Page 8 of Hypnotized By Love

And it wasn’t because my mom was worried about my eternal soul or wanted me to be a good person. No, she was best friends with Heather Beckett and had been since they were little girls. We spent every holiday with the Beckett family; almost every day after school had been spent at either their house or ours. Mason was an easy addition to the tight bond that Sierra and I shared. So our mothers had joked most of my life about either me or Sierra ending up with Mason.

Or both of us. I didn’t think they were particular about it.

But they stopped with their sister-wife jokes when it became clear that Mason and I were more alike. We loved reading and writing, while Sierra was more interested in dancing and science. Mason and I had both been on our high school volleyball teams and had traveled to away games together. As we got older and our interests grew more developed and aligned, it became our mothers’ personal mission to get me and Mason to fall in love.

The problem was, it sort of succeeded on my end. I had a mad crush on him. He always treated me like his kid sister, even though we were the same age. He wouldn’t let any of his friends date me or Sierra, a fact we didn’t discover until years later.

It was humiliating to have such a massive unrequited crush. It made me sad and desperate, mostly to get his attention. I started competing with him—to become the editor in chief of the newspaper, the head of the yearbook staff—because I knew he wanted those positions. To get the best grade in our AP English class. I tried putting streaks in my hair, changing my clothes. I so wanted him to see me in a different light.

None of it worked. If anything, it seemed to annoy him.

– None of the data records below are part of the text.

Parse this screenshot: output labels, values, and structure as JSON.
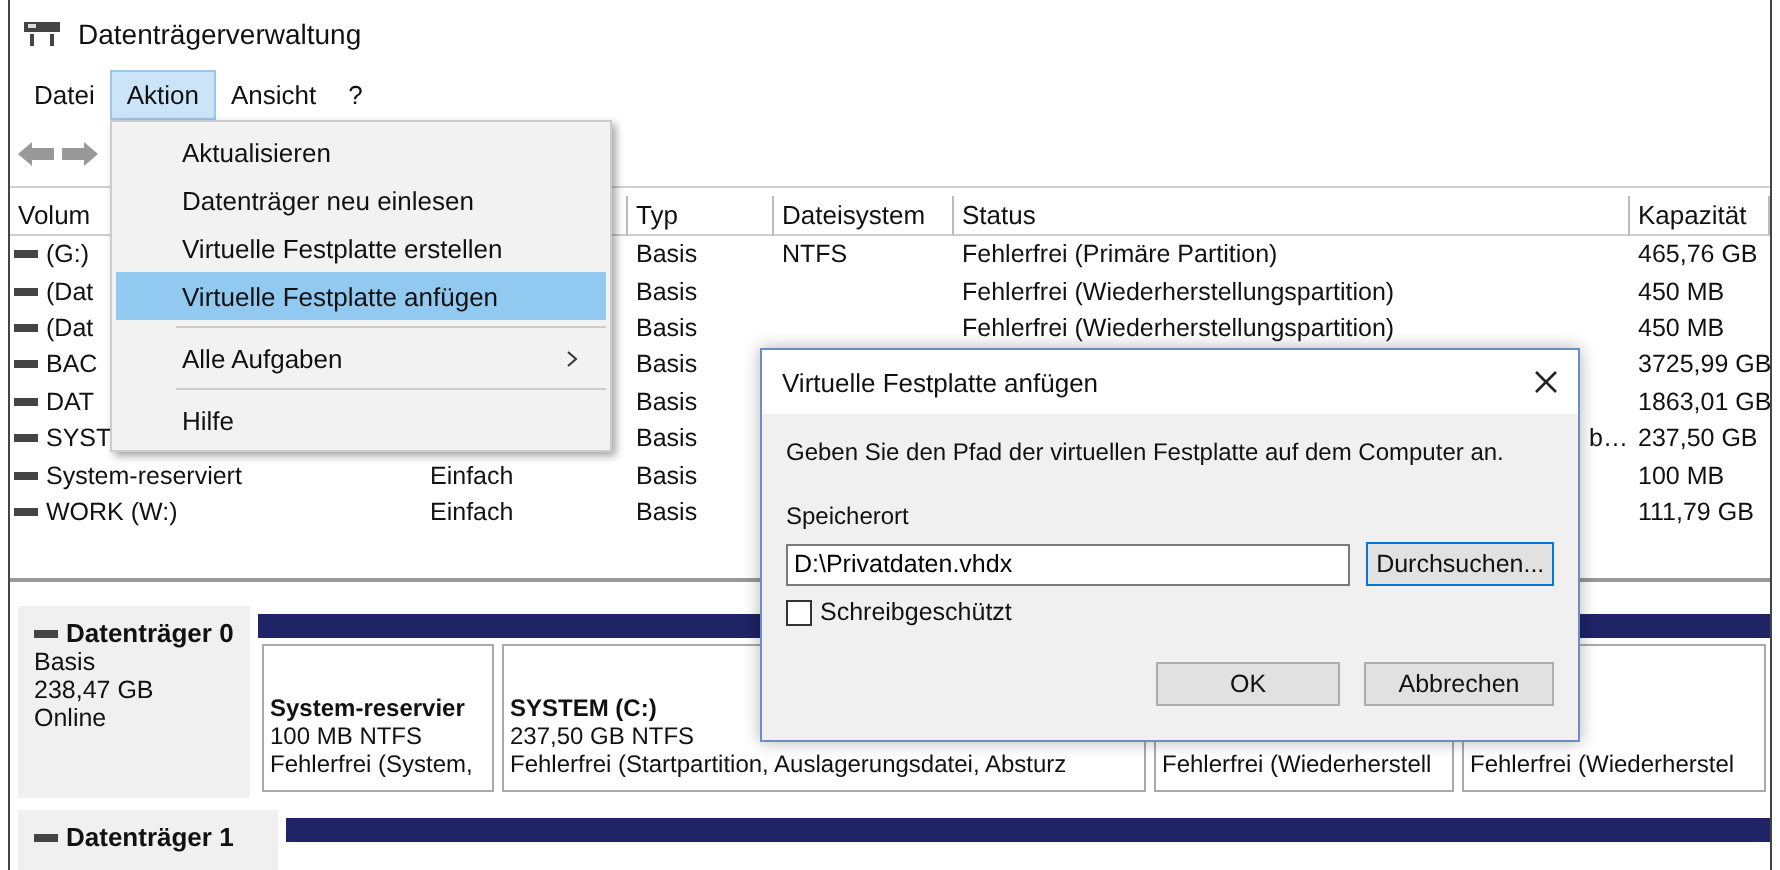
{
  "window": {
    "title": "Datenträgerverwaltung"
  },
  "menu_bar": [
    {
      "label": "Datei",
      "selected": false
    },
    {
      "label": "Aktion",
      "selected": true
    },
    {
      "label": "Ansicht",
      "selected": false
    },
    {
      "label": "?",
      "selected": false
    }
  ],
  "volume_table": {
    "columns": [
      "Volum",
      "",
      "Typ",
      "Dateisystem",
      "Status",
      "Kapazität"
    ],
    "rows": [
      {
        "volume": "(G:)",
        "type": "Basis",
        "filesystem": "NTFS",
        "status": "Fehlerfrei (Primäre Partition)",
        "capacity": "465,76 GB"
      },
      {
        "volume": "(Dat",
        "type": "Basis",
        "status": "Fehlerfrei (Wiederherstellungspartition)",
        "capacity": "450 MB"
      },
      {
        "volume": "(Dat",
        "type": "Basis",
        "status": "Fehlerfrei (Wiederherstellungspartition)",
        "capacity": "450 MB"
      },
      {
        "volume": "BAC",
        "type": "Basis",
        "capacity": "3725,99 GB"
      },
      {
        "volume": "DAT",
        "type": "Basis",
        "capacity": "1863,01 GB"
      },
      {
        "volume": "SYST",
        "type": "Basis",
        "status_end": "b…",
        "capacity": "237,50 GB"
      },
      {
        "volume": "System-reserviert",
        "layout": "Einfach",
        "type": "Basis",
        "capacity": "100 MB"
      },
      {
        "volume": "WORK (W:)",
        "layout": "Einfach",
        "type": "Basis",
        "capacity": "111,79 GB"
      }
    ]
  },
  "disks": [
    {
      "name": "Datenträger 0",
      "details": [
        "Basis",
        "238,47 GB",
        "Online"
      ],
      "partitions": [
        {
          "name": "System-reservier",
          "size": "100 MB NTFS",
          "status": "Fehlerfrei (System,"
        },
        {
          "name": "SYSTEM  (C:)",
          "size": "237,50 GB NTFS",
          "status": "Fehlerfrei (Startpartition, Auslagerungsdatei, Absturz"
        },
        {
          "status": "Fehlerfrei (Wiederherstell"
        },
        {
          "status": "Fehlerfrei (Wiederherstel"
        }
      ]
    },
    {
      "name": "Datenträger 1"
    }
  ],
  "action_menu": [
    {
      "kind": "item",
      "label": "Aktualisieren",
      "selected": false
    },
    {
      "kind": "item",
      "label": "Datenträger neu einlesen",
      "selected": false
    },
    {
      "kind": "item",
      "label": "Virtuelle Festplatte erstellen",
      "selected": false
    },
    {
      "kind": "item",
      "label": "Virtuelle Festplatte anfügen",
      "selected": true
    },
    {
      "kind": "separator"
    },
    {
      "kind": "submenu",
      "label": "Alle Aufgaben",
      "selected": false
    },
    {
      "kind": "separator"
    },
    {
      "kind": "item",
      "label": "Hilfe",
      "selected": false
    }
  ],
  "dialog": {
    "title": "Virtuelle Festplatte anfügen",
    "description": "Geben Sie den Pfad der virtuellen Festplatte auf dem Computer an.",
    "location_label": "Speicherort",
    "location_value": "D:\\Privatdaten.vhdx",
    "browse_button": "Durchsuchen...",
    "read_only": {
      "label": "Schreibgeschützt",
      "checked": false
    },
    "buttons": [
      "OK",
      "Abbrechen"
    ]
  }
}
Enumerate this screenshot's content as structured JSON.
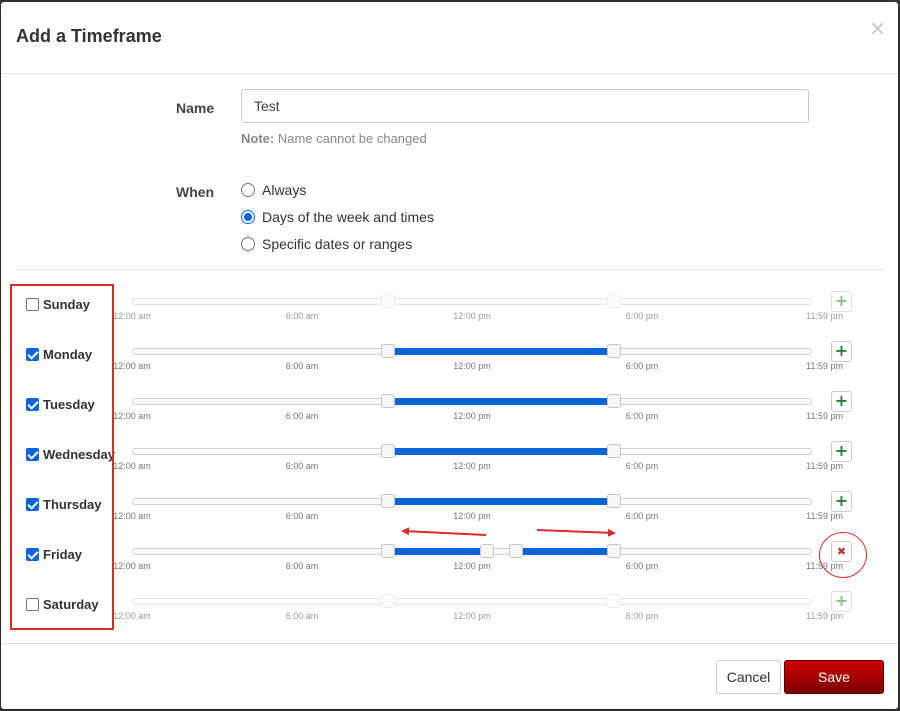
{
  "modal": {
    "title": "Add a Timeframe",
    "close_symbol": "×"
  },
  "name_field": {
    "label": "Name",
    "value": "Test",
    "note_bold": "Note:",
    "note_text": " Name cannot be changed"
  },
  "when_field": {
    "label": "When",
    "options": [
      {
        "label": "Always",
        "checked": false
      },
      {
        "label": "Days of the week and times",
        "checked": true
      },
      {
        "label": "Specific dates or ranges",
        "checked": false
      }
    ]
  },
  "ticks": [
    "12:00 am",
    "6:00 am",
    "12:00 pm",
    "6:00 pm",
    "11:59 pm"
  ],
  "day_rows": [
    {
      "label": "Sunday",
      "checked": false,
      "ranges": [
        {
          "start": 0.375,
          "end": 0.708
        }
      ],
      "action": "add"
    },
    {
      "label": "Monday",
      "checked": true,
      "ranges": [
        {
          "start": 0.375,
          "end": 0.708
        }
      ],
      "action": "add"
    },
    {
      "label": "Tuesday",
      "checked": true,
      "ranges": [
        {
          "start": 0.375,
          "end": 0.708
        }
      ],
      "action": "add"
    },
    {
      "label": "Wednesday",
      "checked": true,
      "ranges": [
        {
          "start": 0.375,
          "end": 0.708
        }
      ],
      "action": "add"
    },
    {
      "label": "Thursday",
      "checked": true,
      "ranges": [
        {
          "start": 0.375,
          "end": 0.708
        }
      ],
      "action": "add"
    },
    {
      "label": "Friday",
      "checked": true,
      "ranges": [
        {
          "start": 0.375,
          "end": 0.52
        },
        {
          "start": 0.563,
          "end": 0.708
        }
      ],
      "action": "remove"
    },
    {
      "label": "Saturday",
      "checked": false,
      "ranges": [
        {
          "start": 0.375,
          "end": 0.708
        }
      ],
      "action": "add"
    }
  ],
  "icons": {
    "add": "+",
    "remove": "✖"
  },
  "annotation_color": "#d92b2b",
  "accent_color": "#0a66d8",
  "footer": {
    "cancel_label": "Cancel",
    "save_label": "Save"
  }
}
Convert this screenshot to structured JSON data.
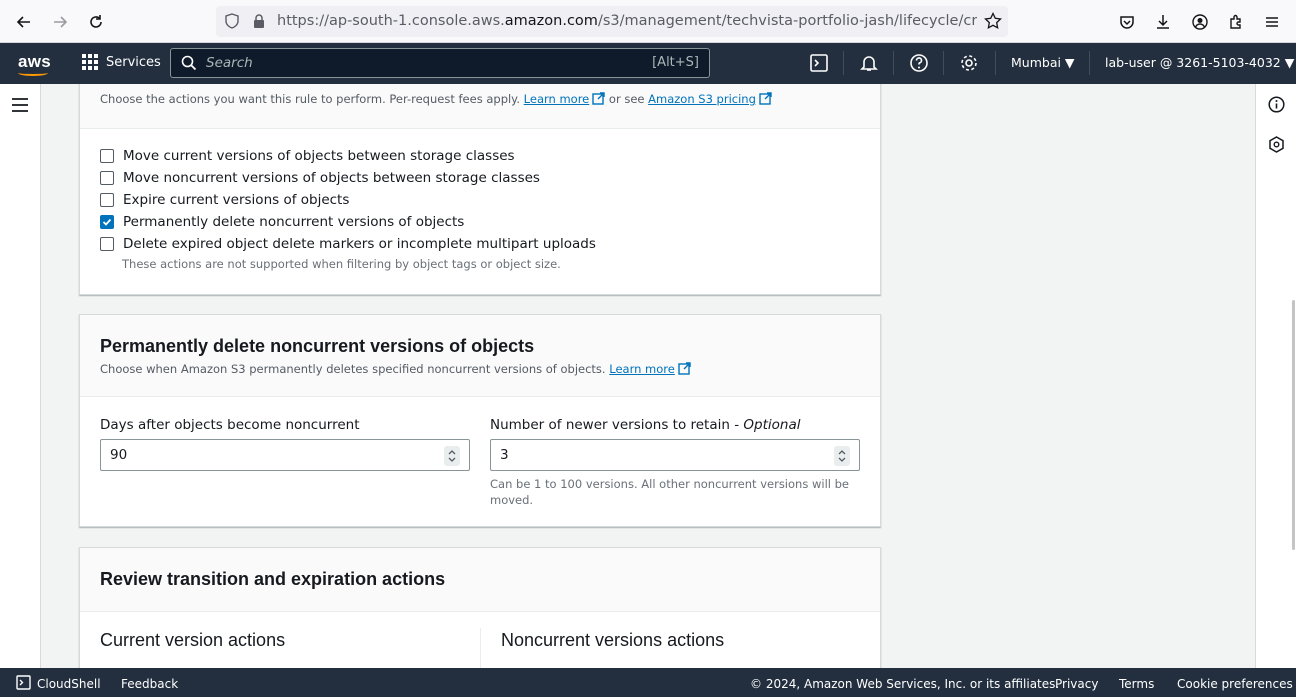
{
  "browser": {
    "url_prefix": "https://ap-south-1.console.aws.",
    "url_domain": "amazon.com",
    "url_path": "/s3/management/techvista-portfolio-jash/lifecycle/crea"
  },
  "aws_nav": {
    "logo": "aws",
    "services": "Services",
    "search_placeholder": "Search",
    "search_shortcut": "[Alt+S]",
    "region": "Mumbai ▼",
    "account": "lab-user @ 3261-5103-4032 ▼"
  },
  "actions_panel": {
    "description": "Choose the actions you want this rule to perform. Per-request fees apply.",
    "learn_more": "Learn more",
    "or_see": "or see",
    "pricing_link": "Amazon S3 pricing",
    "options": [
      {
        "label": "Move current versions of objects between storage classes",
        "checked": false
      },
      {
        "label": "Move noncurrent versions of objects between storage classes",
        "checked": false
      },
      {
        "label": "Expire current versions of objects",
        "checked": false
      },
      {
        "label": "Permanently delete noncurrent versions of objects",
        "checked": true
      },
      {
        "label": "Delete expired object delete markers or incomplete multipart uploads",
        "checked": false
      }
    ],
    "note": "These actions are not supported when filtering by object tags or object size."
  },
  "delete_panel": {
    "title": "Permanently delete noncurrent versions of objects",
    "description": "Choose when Amazon S3 permanently deletes specified noncurrent versions of objects.",
    "learn_more": "Learn more",
    "days_label": "Days after objects become noncurrent",
    "days_value": "90",
    "versions_label": "Number of newer versions to retain - ",
    "versions_label_optional": "Optional",
    "versions_value": "3",
    "versions_help": "Can be 1 to 100 versions. All other noncurrent versions will be moved."
  },
  "review_panel": {
    "title": "Review transition and expiration actions",
    "current_heading": "Current version actions",
    "noncurrent_heading": "Noncurrent versions actions"
  },
  "footer": {
    "cloudshell": "CloudShell",
    "feedback": "Feedback",
    "copyright": "© 2024, Amazon Web Services, Inc. or its affiliates.",
    "privacy": "Privacy",
    "terms": "Terms",
    "cookies": "Cookie preferences"
  },
  "colors": {
    "aws_nav": "#232f3e",
    "accent": "#0073bb",
    "aws_orange": "#ff9900"
  }
}
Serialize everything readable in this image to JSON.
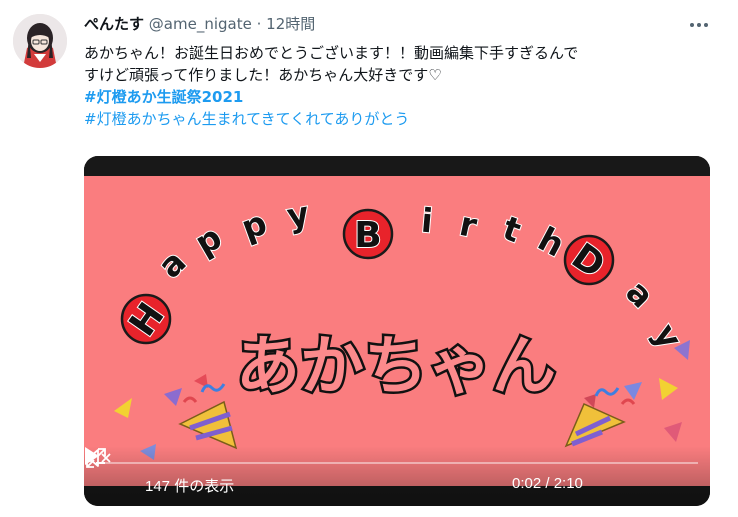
{
  "user": {
    "display_name": "ぺんたす",
    "handle": "@ame_nigate",
    "separator": "·",
    "time": "12時間"
  },
  "more_icon": "more-horizontal-icon",
  "tweet": {
    "line1": "あかちゃん！お誕生日おめでとうございます！！動画編集下手すぎるんで",
    "line2": "すけど頑張って作りました！あかちゃん大好きです♡",
    "hashtags": [
      "#灯橙あか生誕祭2021",
      "#灯橙あかちゃん生まれてきてくれてありがとう"
    ]
  },
  "video": {
    "title_latin": [
      "H",
      "a",
      "p",
      "p",
      "y",
      "B",
      "i",
      "r",
      "t",
      "h",
      "D",
      "a",
      "y"
    ],
    "title_jp": "あかちゃん",
    "views": "147 件の表示",
    "time_display": "0:02 / 2:10",
    "progress": 0.015,
    "colors": {
      "background": "#fa7d7f",
      "circle": "#e8232b",
      "bar": "#1a1a1a"
    }
  }
}
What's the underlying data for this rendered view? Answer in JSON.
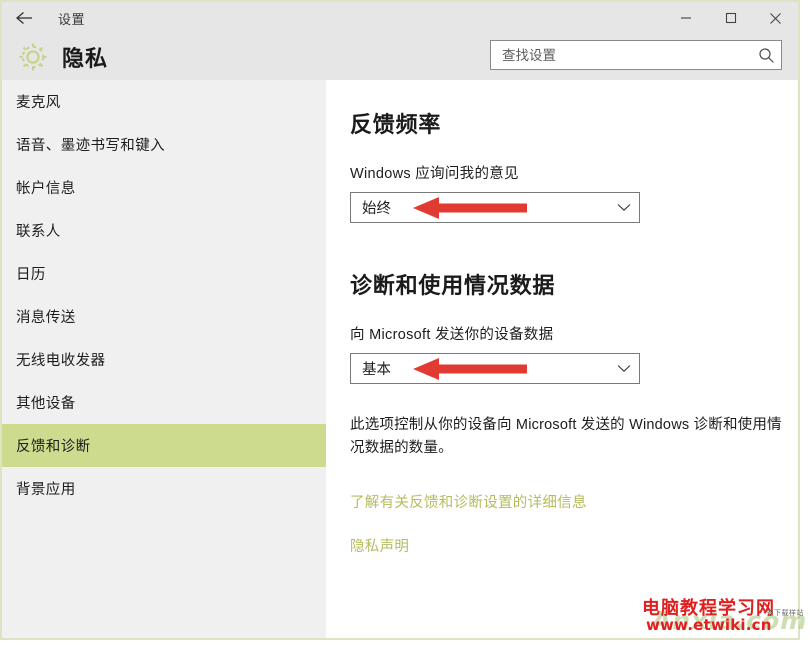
{
  "window": {
    "titlebar_title": "设置",
    "back_icon": "back-arrow-icon",
    "minimize_icon": "minimize-icon",
    "maximize_icon": "maximize-icon",
    "close_icon": "close-icon",
    "frame_border_color": "#dfe2c4",
    "titlebar_bg": "#e6e6e6"
  },
  "header": {
    "gear_icon": "gear-icon",
    "page_title": "隐私",
    "accent_color": "#cddb8f"
  },
  "search": {
    "placeholder": "查找设置",
    "value": "",
    "icon": "search-icon"
  },
  "sidebar": {
    "background": "#f0f0f0",
    "selected_index": 8,
    "selected_bg": "#cddb8f",
    "items": [
      {
        "label": "麦克风",
        "selected": false
      },
      {
        "label": "语音、墨迹书写和键入",
        "selected": false
      },
      {
        "label": "帐户信息",
        "selected": false
      },
      {
        "label": "联系人",
        "selected": false
      },
      {
        "label": "日历",
        "selected": false
      },
      {
        "label": "消息传送",
        "selected": false
      },
      {
        "label": "无线电收发器",
        "selected": false
      },
      {
        "label": "其他设备",
        "selected": false
      },
      {
        "label": "反馈和诊断",
        "selected": true
      },
      {
        "label": "背景应用",
        "selected": false
      }
    ]
  },
  "main": {
    "section1": {
      "title": "反馈频率",
      "field_label": "Windows 应询问我的意见",
      "dropdown_value": "始终",
      "chevron_icon": "chevron-down-icon",
      "annotation_icon": "red-arrow-annotation"
    },
    "section2": {
      "title": "诊断和使用情况数据",
      "field_label": "向 Microsoft 发送你的设备数据",
      "dropdown_value": "基本",
      "chevron_icon": "chevron-down-icon",
      "annotation_icon": "red-arrow-annotation"
    },
    "description": "此选项控制从你的设备向 Microsoft 发送的 Windows 诊断和使用情况数据的数量。",
    "links": [
      {
        "label": "了解有关反馈和诊断设置的详细信息"
      },
      {
        "label": "隐私声明"
      }
    ],
    "link_color": "#b5bd5e"
  },
  "watermark": {
    "line1": "电脑教程学习网",
    "line2": "www.etwiki.cn",
    "ghost": "Anxia.com",
    "small": "安下载样站",
    "color_red": "#e02020",
    "color_ghost": "#9fbe6a"
  }
}
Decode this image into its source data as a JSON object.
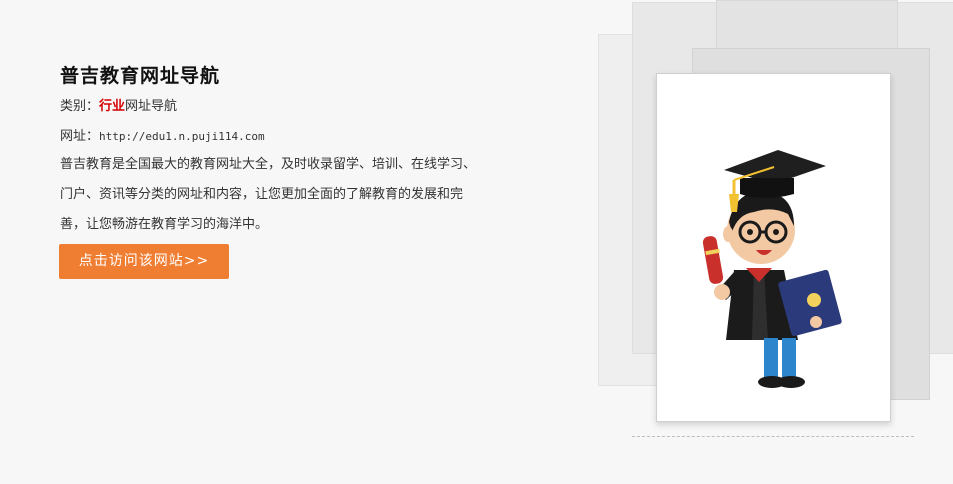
{
  "site": {
    "title": "普吉教育网址导航",
    "category_label": "类别：",
    "category_highlight": "行业",
    "category_rest": "网址导航",
    "url_label": "网址：",
    "url_value": "http://edu1.n.puji114.com",
    "description_lines": [
      "普吉教育是全国最大的教育网址大全，及时收录留学、培训、在线学习、",
      "门户、资讯等分类的网址和内容，让您更加全面的了解教育的发展和完",
      "善，让您畅游在教育学习的海洋中。"
    ],
    "visit_button": "点击访问该网站>>"
  },
  "colors": {
    "accent": "#f07e32",
    "highlight": "#d40000",
    "background": "#f7f7f7"
  },
  "illustration": {
    "icon": "graduate-cartoon-icon"
  }
}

There was one night, though, when it seemed like it might have worked. One desperately romantic night where I thought things were going to change. He acted like he was interested in me. But then we went back to our regular lives, and it was like I had imagined the whole thing.

But then ... he officially asked me on a date. It was after an away game, our junior year. We got back to school and he walked me out to my car, like he always did. Then he said, “Hey, Sinclair, what do you think about you and me going to the spring formal together?”

My throat constricted so tightly I seriously thought I might pass out, my heart rampaging against my rib cage. I managed a “Yeah, that would be fun,” which was so much better than what I wanted to do, which was run around the parking lot in triumph, both hands aloft,shouting that I was the champion and Mason Beckett was going to be my boyfriend.

It had been an honest miracle that I’d been able to drive home, because I was shaking so hard that I didn’t think I’d be able to make it back safely.

The night of the dance arrived quickly. Sierra went with a senior boy. I’d focused most of my attention on her that evening. She hated dressing up, while I’d always enjoyed it, and it was good to have the distraction. My parents had gone out on a date. I hadn’t told them about Mason asking me, and I had to assume he’d done the same, or else our parents would have been in the living room trying to take a thousand pictures of us together.

Sierra and her date left, and I waited and waited.

And waited.

He never showed. He never called, no text, nothing. He completely ghosted me.

I was beyond devastated.

And our playful rivalry? It wasn’t playful any longer. I wanted to beat him at everything that I could. He thought he could break my heart and still be my friend? It wasn’t going to happen. I was named editor of the paper, but he got head of the yearbook.

He never explained, never apologized. It was like it had never happened, him asking me to the dance and then not showing up. And I didn’t have the strength to confront him. I was so riddled with my own insecurities and issues that asking him why he had ditched me was beyond my capabilities.

Our friendship was over.

My twin was outraged on my behalf, and she uncharacteristically begged me to let her yell at him, but I didn’t want to make it a bigger deal. It was already humiliating enough.

I definitely didn’t want our mothers to find out. I wanted it to just go away.

It didn’t stop me from having feelings for him, though. As much as I wanted those to go away, too, they didn’t.

And it was probably the fevered imaginings of a heartbroken teenage girl, but I would have sworn that I caught him, more than once, looking at me with regret and something else, like maybe he shared some of those feelings.

I hadn’t given him a chance to explain, though. I blocked him on my phone, my email, all of my online accounts. I didn’t want to speak to him at all.

There were some texts from a number I didn’t recognize and a couple of generic emails that I suspected were from him, but I couldn’t prove it. They just said things like “Hey, how are you?” As if I didn’t know he’d sent them, like I was just going to forgive and forget. I could never really figure out why he’d sent them. Had he thought we were just going to move on and pretend that things were okay between us?

But there was no way he’d wanted to resolve things, given what he’d done next.

The lies he’d told, the rumors he’d personally spread.

It was unforgivable, and I wasn’t ever going to get over it.

That didn’t really match up with the whole Zen/good-vibes thing I was going for with my practice, but that was reality. My twin was the one who let things go easily and forgave just as quickly.

Which was part of the reason why pasta-tossing Joseph had lasted so long.

Me? I was petty. I could fully admit to it, being able to hold a grudge. Well, not a grudge so much as the ability to perfectly retain all of the necessary memories/facts to prepare me for my next encounter with Mason Beckett.